The number and volume of investments reached an all-time high during the period of 1999 to 2000, before falling back as the technology boom evaporated, the report notes. From 2001 to 2004, there was a progressive reduction in average deal size as the mix of venture investment changed from late-stage support of existing investments to earlier stage, and as venture investors in the sector became more cautious.

“The most popular sector for venture investment during the period was efficiency breakthrough, largely because of the perception that companies in this area can address large existing markets, often with products that offer cost savings, and therefore that it is possible to build entrepreneurial businesses within a venture time-frame even during a time of macroeconomic weakness,” it notes.

“The U.S. leads venture investing in clean energy by a substantial margin,” with a total investment of $942 million, nearly double that in Europe. The European figures are distorted by a small number of very large deals, such as the acquisition of Danish wind turbine blade manufacturer LM Glasfiber and the ratio over the past four years is three times higher in the U.S. than in Europe if that deal is excluded.

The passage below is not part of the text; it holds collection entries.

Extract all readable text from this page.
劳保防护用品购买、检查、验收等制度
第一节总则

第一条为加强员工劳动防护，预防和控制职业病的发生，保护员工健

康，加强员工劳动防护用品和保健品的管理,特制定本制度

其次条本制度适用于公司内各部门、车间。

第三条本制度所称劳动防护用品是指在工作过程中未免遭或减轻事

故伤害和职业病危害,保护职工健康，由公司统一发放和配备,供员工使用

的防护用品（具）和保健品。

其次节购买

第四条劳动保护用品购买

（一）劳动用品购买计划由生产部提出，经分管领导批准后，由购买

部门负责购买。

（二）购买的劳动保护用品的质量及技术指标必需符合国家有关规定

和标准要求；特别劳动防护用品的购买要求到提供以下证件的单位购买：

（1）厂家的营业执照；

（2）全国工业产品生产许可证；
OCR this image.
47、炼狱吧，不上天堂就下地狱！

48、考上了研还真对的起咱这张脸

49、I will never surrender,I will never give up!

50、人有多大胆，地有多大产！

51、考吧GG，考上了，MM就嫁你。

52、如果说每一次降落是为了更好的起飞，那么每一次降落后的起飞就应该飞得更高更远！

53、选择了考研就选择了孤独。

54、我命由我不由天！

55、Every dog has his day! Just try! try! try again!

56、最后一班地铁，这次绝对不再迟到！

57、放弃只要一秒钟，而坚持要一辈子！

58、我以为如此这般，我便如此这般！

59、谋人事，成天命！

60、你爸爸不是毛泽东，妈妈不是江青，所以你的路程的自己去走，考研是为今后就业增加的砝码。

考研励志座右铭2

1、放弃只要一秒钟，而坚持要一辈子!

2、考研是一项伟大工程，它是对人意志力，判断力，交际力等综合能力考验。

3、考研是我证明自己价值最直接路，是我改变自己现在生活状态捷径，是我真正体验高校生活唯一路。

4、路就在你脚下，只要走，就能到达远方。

“Several venture-funded European companies have also gone on to lead the consolidation of the wind sector, such as Vestas Wind Systems, and Bonus Energy, which is now part of Siemens,” and

“The most damaging aspect of renewable energy legislation in Europe is not that it is not uniform across countries (entrepreneurs, after all, will pick attractive countries in which to operate) but that it is not stable over time,” the report warns. Incentives and programs “are short-lived, increasing the perception of risk among investors,” and NEF wants assured access to markets for clean energy suppliers, reduction of removal of taxation on clean energy products and services, removal of regulatory and legislative barriers to clean energy, mandates to introduce net metering (“perhaps the single biggest hurdle to the introduction of renewable energy into our electricity generation mix”), and an end to subsidies for fossil-based energy.

It recommends a mandate for clean energy use in public procurement, a resistance to the urge to create green funds (“there is little evidence that state and regional development funds contribute to successful business-building”), a decoupling of incentive programs from social and political goals, and ensure a level playing field for start-ups in attracting research funds.

“There is no single new technology which will solve the world’s energy needs,” it concludes. “The solar energy sector is already substantial - cost reductions through new technologies or through increased manufacturing scale should see it breaking into new areas of energy demand over the coming decades,” while wind “has had the biggest impact on our energy usage patterns over the past decade” and the next decade will see “continued activity, particularly in developing countries and offshore.”